I have a love hate relationship with canned tuna fish. While tuna fish tastes delicious, the smell and texture of it are definitely not always appetizing. However, as life get's busier, I appreciate convenience foods like tuna that I can pull out of my cabinet and whip up a meal with.
While I do like tuna, I am certainly picky about what kind I buy and where it comes from. Here is my checklist of what I look for when buying tuna at the grocery store:
1.) Location location Location - I only buy my tuna at Whole Foods or Trader Joes. Big brand name tuna seriously freaks me out.
2.) Quality is key - I like to buy chuck light tuna in water with no salt added. It's a great source of protein (30g per can) and low in calories and fat.
3.) Wild caught or nothin'- If you haven't heard, the fish industry is rapidly becoming a pretty corrupt industry... Read THIS.
Okay... and now for the recipe! If you're not a tuna lover, I hope that giving this easy recipe a try will convert you. In addition, it's a great thing to make and keep in the fridge for sandwiches or to top salads with during the week!

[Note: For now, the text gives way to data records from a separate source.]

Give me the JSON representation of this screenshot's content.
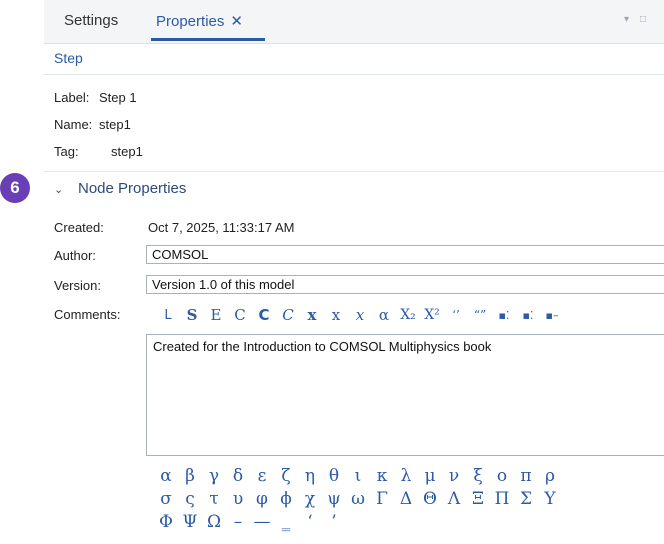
{
  "tabs": {
    "settings": "Settings",
    "properties": "Properties",
    "close_glyph": "✕"
  },
  "window_controls": [
    "▾",
    "□"
  ],
  "section": {
    "title": "Step",
    "label_key": "Label:",
    "label_val": "Step 1",
    "name_key": "Name:",
    "name_val": "step1",
    "tag_key": "Tag:",
    "tag_val": "step1"
  },
  "badge": "6",
  "node_properties": {
    "chevron": "⌄",
    "title": "Node Properties",
    "created_key": "Created:",
    "created_val": "Oct 7, 2025, 11:33:17 AM",
    "author_key": "Author:",
    "author_val": "COMSOL",
    "version_key": "Version:",
    "version_val": "Version 1.0 of this model",
    "comments_key": "Comments:",
    "comments_val": "Created for the Introduction to COMSOL Multiphysics book"
  },
  "toolbar": [
    "L",
    "S",
    "E",
    "C",
    "C",
    "C",
    "x",
    "x",
    "x",
    "α",
    "X₂",
    "X²",
    "‘’",
    "“”",
    "▪⁚",
    "▪⁚",
    "▪–"
  ],
  "symbols": {
    "row1": [
      "α",
      "β",
      "γ",
      "δ",
      "ε",
      "ζ",
      "η",
      "θ",
      "ι",
      "κ",
      "λ",
      "μ",
      "ν",
      "ξ",
      "ο",
      "π",
      "ρ"
    ],
    "row2": [
      "σ",
      "ς",
      "τ",
      "υ",
      "φ",
      "ϕ",
      "χ",
      "ψ",
      "ω",
      "Γ",
      "Δ",
      "Θ",
      "Λ",
      "Ξ",
      "Π",
      "Σ",
      "Υ"
    ],
    "row3": [
      "Φ",
      "Ψ",
      "Ω",
      "–",
      "—",
      "‗",
      "‘",
      "’"
    ]
  },
  "colors": {
    "accent": "#2d5aa6",
    "badge": "#6a3fb5"
  }
}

Tuna Salad With Endive & Avocado
Time: 5 minutes
What You'll Need:
+ 1 can of chunk light tuna fish in water (no salt added)
+ 1 tablespoon fresh lemon juice
+ 2 teaspoons dijon mustard
+ 1/4 cup avocado mash (about 1/2 medium avocado, mashed)
+ 2 tablespoons red onion, finely diced
+ 1/4 cup of freshly chopped endive
+ 1 tablespoon fresh dill, chopped
+ 1/4 teaspoon sea salt
+ freshly ground pepper
Place all ingredients into a bowl and mix well. Top with avocado and serve with endives or enjoy over a salad.